以下、本発明について実施例により具体的に説明する。
(実験A)
[扁平粉末の作製]
まず、磁性シートの透磁率に及ぼすFe、Si、Al量の影響を検討した。水アトマイズ法により所定の成分の粉末を作製し75μm以下に分級した。水アトマイズは、アルミナ製坩堝を溶解に用い、坩堝下の直径5mmのノズルから合金溶湯を出湯し、これに高圧水を噴霧することで実施した。これを原料粉末としアトライタにより扁平加工した。アトライタは、SUJ2製の直径4.8mmのボールを使用し、原料粉末と工業エタノールとともに攪拌容器に投入し、羽根の回転数を300rpmとして実施した。
通常、アトライタによる扁平加工において加工時間によりアスペクト比が変化するが、加工の前半は原料粉末が扁平化されアスペクト比は増大するがある加工時間を過ぎて加工の後半になると扁平化された粉末が粉砕されアスペクト比は減少する。したがって本実験においては、アトライタ加工時間ごとに粉末をサンプリングし、いずれの組成もアスペクト比が最大になる加工時間での比較を行なった。扁平加工後に攪拌容器から取り出した扁平粉末と工業エタノールをステンレス皿に移し、80℃で24時間乾燥させた。このようにして得た扁平粉末を窒素中で650℃で2時間熱処理し、磁性シート評価に用いた。
[磁性シートの作製および評価]
トルエンに塩素化ポリエチレンを溶解し、これに得られた扁平粉末を混合、分散した。この分散液をポリエステル樹脂に厚さ1mm程度に塗布し、常温常湿で乾燥させた。その後、130℃、15MPaの圧力でプレス加工し、磁性シートを得た。なお、磁性シート中の扁平粉末の体積充填率はいずれも約50%であった。次に、この磁性シートを、外径7mm、内径3mmのドーナツ状に切り出し、インピーダンス測定器により、室温で1MHzにおけるインピーダンス特性を測定し、その結果から透磁率(複素透磁率の実数部:μ’)を算出した。また、同様に0.1MHz〜100MHzの範囲における損失部(複素透磁率の虚数部:μ”)の最大値を評価した。
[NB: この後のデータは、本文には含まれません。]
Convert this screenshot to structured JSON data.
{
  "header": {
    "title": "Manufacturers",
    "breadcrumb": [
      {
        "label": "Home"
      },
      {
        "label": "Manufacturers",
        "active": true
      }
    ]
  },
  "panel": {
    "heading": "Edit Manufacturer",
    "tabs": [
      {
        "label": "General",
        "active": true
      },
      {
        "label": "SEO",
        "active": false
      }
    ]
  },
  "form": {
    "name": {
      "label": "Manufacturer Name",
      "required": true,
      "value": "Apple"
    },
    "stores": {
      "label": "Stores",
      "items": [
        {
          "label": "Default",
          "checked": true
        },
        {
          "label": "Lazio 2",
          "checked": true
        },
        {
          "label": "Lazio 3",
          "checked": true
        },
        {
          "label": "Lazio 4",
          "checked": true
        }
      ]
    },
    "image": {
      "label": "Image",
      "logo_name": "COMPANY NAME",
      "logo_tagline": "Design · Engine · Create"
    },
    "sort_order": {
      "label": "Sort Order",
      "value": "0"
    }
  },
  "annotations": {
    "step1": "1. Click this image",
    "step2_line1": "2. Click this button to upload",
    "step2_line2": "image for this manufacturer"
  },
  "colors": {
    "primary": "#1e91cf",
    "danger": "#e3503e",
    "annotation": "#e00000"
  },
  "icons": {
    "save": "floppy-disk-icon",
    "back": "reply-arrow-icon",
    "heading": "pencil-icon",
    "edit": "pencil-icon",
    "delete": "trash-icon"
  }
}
さらに、得られた磁性シートの断面を樹脂埋め研磨し、その光学顕微鏡像から「長手方向の長さ/厚さ」をランダムに50粉末測定し、その平均をアスペクト比とした。またさらに、得られた磁性シートの表面にてX線回折を行い、Scherrerの式を用い結晶粒径を評価した。X線回折にはCu−Kα線を用い、回折角2θ=45°付近のメインピークの半値幅から結晶粒径を算出した。そして、磁性シートの保磁力を保磁力メータで測定した。印加磁場は144kA/mで、磁性シートの面内方向に印加した。
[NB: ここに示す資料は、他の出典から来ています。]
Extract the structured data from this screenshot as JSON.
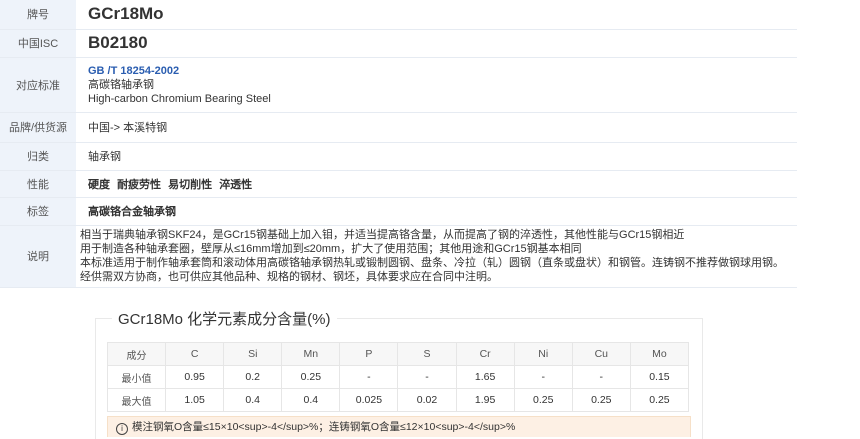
{
  "info": {
    "grade": {
      "label": "牌号",
      "value": "GCr18Mo"
    },
    "isc": {
      "label": "中国ISC",
      "value": "B02180"
    },
    "standard": {
      "label": "对应标准",
      "code": "GB /T 18254-2002",
      "name_cn": "高碳铬轴承钢",
      "name_en": "High-carbon Chromium Bearing Steel"
    },
    "brand": {
      "label": "品牌/供货源",
      "value": "中国-> 本溪特钢"
    },
    "category": {
      "label": "归类",
      "value": "轴承钢"
    },
    "properties": {
      "label": "性能",
      "items": [
        "硬度",
        "耐疲劳性",
        "易切削性",
        "淬透性"
      ]
    },
    "tags": {
      "label": "标签",
      "items": [
        "高碳铬合金轴承钢"
      ]
    },
    "description": {
      "label": "说明",
      "lines": [
        "相当于瑞典轴承钢SKF24，是GCr15钢基础上加入钼，并适当提高铬含量，从而提高了钢的淬透性，其他性能与GCr15钢相近",
        "用于制造各种轴承套圈，壁厚从≤16mm增加到≤20mm，扩大了使用范围；其他用途和GCr15钢基本相同",
        "本标准适用于制作轴承套筒和滚动体用高碳铬轴承钢热轧或锻制圆钢、盘条、冷拉（轧）圆钢（直条或盘状）和钢管。连铸钢不推荐做钢球用钢。",
        "经供需双方协商，也可供应其他品种、规格的钢材、钢坯，具体要求应在合同中注明。"
      ]
    }
  },
  "composition": {
    "title": "GCr18Mo 化学元素成分含量(%)",
    "header_label": "成分",
    "elements": [
      "C",
      "Si",
      "Mn",
      "P",
      "S",
      "Cr",
      "Ni",
      "Cu",
      "Mo"
    ],
    "rows": [
      {
        "label": "最小值",
        "values": [
          "0.95",
          "0.2",
          "0.25",
          "-",
          "-",
          "1.65",
          "-",
          "-",
          "0.15"
        ]
      },
      {
        "label": "最大值",
        "values": [
          "1.05",
          "0.4",
          "0.4",
          "0.025",
          "0.02",
          "1.95",
          "0.25",
          "0.25",
          "0.25"
        ]
      }
    ],
    "note_icon": "info-icon",
    "note": "模注钢氧O含量≤15×10<sup>-4</sup>%；连铸钢氧O含量≤12×10<sup>-4</sup>%"
  },
  "colors": {
    "label_bg": "#eef3fa",
    "link": "#2a5db0",
    "note_bg": "#fdf0e4"
  }
}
これらの結果を、図3(μ’)、図4(μ”)、図5(アスペクト比)、図6(結晶粒径)、図7(保磁力)に示す。図3においては、μ’が160以上を●、140以上160未満を○、120以上140未満を△、120未満を×とした。図4においては、μ”の最大値が45以上を●、40以上45未満を○、35以上40未満を△、35未満を×とした。図5においては、アスペクト比が50を超えるものを●、35を超え50以下のものを○、15以上35以下のものを△、15未満のものを×とした。図6においては、結晶粒径が150nm以上のものを●、100nm以上150nm未満のものを○、80nm以上100nm未満のものを△、80nm未満のものを×とした。図7においては、保磁力が100A/m未満のものを●、100A/m以上200A/m未満のものを○、200A/m以上300A/m未満のものを△、300A/m以上のものを×とした。
図3より、本発明の組成範囲内(太い点線枠の範囲)の扁平粉末を用いた磁性シートは、いずれも120以上の高いμ’を有している。また、図4より、概ね高いμ’が得られた組成範囲において、高いμ”も得られていることがわかり、本発明の磁性シートは電磁波吸収特性にも優れている。図5から高いアスペクト比が概ね低Si組成により得られ、図6から比較的大きい結晶粒径も低Si組成において得られていることがわかる。なお、図5から、実験Aにおける本発明範囲の組成の扁平粉末は、いずれもアスペクト比が15以上であることがわかる。これに対し、図7から、保磁力は従来から高透磁率組成として知られるFe−9.6%Si−5.4%Al組成の、ごく近傍のみで著しく低い値となっていることがわかる。しかしながら、Fe−9.6%Si−5.4%Al組成ほどではないものの、本発明範囲の組成全体の広い組成域にわたり、比較的低い保磁力が得られている。これは、この組成域における結晶粒径が比較的大きいことに起因していると考えられる。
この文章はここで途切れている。